HONG KONG - ⁠Hong Kong Exchanges and Clearing Ltd, the city's bourse ‌operator, posted record full-year profit Thursday as global investors turned to Chinese assets ​amid global economic uncertainty.

The exchange said net profit rose 36% ​to HK$17.7 billion ($2.3 ​billion) last year from HK$13.1 billion in 2024, in line with estimates from 11 analysts compiled by ⁠LSEG.

HKEX shares trimmed earlier losses to be down 0.2% after the result, while wider market down 0.5%.

The result underscores Hong Kong's advantage over other listing venues as a preferred ​venue ‌for Chinese companies ⁠to raise capital ⁠offshore, even at a time of rising tensions between Washington and Beijing.

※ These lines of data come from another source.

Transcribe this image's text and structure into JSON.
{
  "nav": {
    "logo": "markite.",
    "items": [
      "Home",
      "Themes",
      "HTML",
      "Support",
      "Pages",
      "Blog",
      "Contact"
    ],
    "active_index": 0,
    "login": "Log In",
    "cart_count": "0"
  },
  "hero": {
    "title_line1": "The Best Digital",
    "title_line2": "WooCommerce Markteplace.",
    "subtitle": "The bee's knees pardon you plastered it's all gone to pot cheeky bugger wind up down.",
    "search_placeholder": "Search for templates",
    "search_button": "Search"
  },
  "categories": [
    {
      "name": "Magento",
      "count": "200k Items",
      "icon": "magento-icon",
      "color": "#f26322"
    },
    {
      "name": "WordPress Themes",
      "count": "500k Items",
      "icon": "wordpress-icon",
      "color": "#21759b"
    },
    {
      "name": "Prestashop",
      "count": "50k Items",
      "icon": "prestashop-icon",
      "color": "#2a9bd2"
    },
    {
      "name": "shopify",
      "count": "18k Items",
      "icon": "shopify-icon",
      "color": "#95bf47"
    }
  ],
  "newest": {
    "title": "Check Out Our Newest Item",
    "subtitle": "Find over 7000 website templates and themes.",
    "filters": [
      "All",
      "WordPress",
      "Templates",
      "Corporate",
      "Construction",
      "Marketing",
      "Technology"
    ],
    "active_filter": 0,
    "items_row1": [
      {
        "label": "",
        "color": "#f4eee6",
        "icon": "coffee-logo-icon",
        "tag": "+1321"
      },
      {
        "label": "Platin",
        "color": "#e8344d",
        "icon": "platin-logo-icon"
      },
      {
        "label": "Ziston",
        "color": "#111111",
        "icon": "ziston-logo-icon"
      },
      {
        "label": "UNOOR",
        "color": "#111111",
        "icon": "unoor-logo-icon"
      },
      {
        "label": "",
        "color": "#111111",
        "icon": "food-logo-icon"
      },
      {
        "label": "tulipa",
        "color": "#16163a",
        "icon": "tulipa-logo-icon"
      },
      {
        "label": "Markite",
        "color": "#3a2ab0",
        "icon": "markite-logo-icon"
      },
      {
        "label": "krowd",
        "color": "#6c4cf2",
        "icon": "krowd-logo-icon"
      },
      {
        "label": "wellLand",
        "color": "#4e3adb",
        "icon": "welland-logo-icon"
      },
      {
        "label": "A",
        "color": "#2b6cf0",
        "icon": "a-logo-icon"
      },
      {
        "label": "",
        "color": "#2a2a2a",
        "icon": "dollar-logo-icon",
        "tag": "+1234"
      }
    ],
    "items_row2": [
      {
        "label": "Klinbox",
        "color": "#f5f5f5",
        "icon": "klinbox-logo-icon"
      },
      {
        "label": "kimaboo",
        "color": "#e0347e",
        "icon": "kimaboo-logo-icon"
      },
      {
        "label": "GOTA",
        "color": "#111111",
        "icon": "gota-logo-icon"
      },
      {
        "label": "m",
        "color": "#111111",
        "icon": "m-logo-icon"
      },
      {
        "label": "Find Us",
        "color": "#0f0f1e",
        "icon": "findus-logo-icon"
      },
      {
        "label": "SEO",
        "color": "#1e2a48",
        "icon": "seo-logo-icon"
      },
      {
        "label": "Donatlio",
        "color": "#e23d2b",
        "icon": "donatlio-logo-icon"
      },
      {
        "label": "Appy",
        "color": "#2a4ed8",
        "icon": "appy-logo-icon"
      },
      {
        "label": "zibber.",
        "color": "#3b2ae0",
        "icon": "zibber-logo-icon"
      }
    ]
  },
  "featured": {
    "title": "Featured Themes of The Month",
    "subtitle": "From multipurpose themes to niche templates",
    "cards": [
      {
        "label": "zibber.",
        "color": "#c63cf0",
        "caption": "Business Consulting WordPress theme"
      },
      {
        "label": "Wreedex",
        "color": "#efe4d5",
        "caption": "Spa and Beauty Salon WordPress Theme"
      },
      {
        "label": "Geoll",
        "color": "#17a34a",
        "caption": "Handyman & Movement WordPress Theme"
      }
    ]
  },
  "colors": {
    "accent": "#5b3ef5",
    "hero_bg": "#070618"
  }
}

The ​exchange said it saw a robust ‌listing pipeline, with more than 400 ⁠active applications.

Trading activity shot up 93% in 2025 from a year earlier. Trading volume under the southbound Stock Connect scheme surged 151% in 2025 as mainland investors increased allocations to Hong Kong-listed shares.

Chief Executive Bonnie Chan said she expects volatility to persist amid the prevailing macro landscape in 2026.

"We also see cause for optimism in capital ‌markets as global investors adjust to the ongoing uncertainty ⁠of an increasingly multipolar world by seeking ​diversification and risk management opportunities in Asian, and specifically Chinese, assets," she said in a statement.

HKEX said it would pay a ​second interim ‌dividend payment of HK$6.52 per share.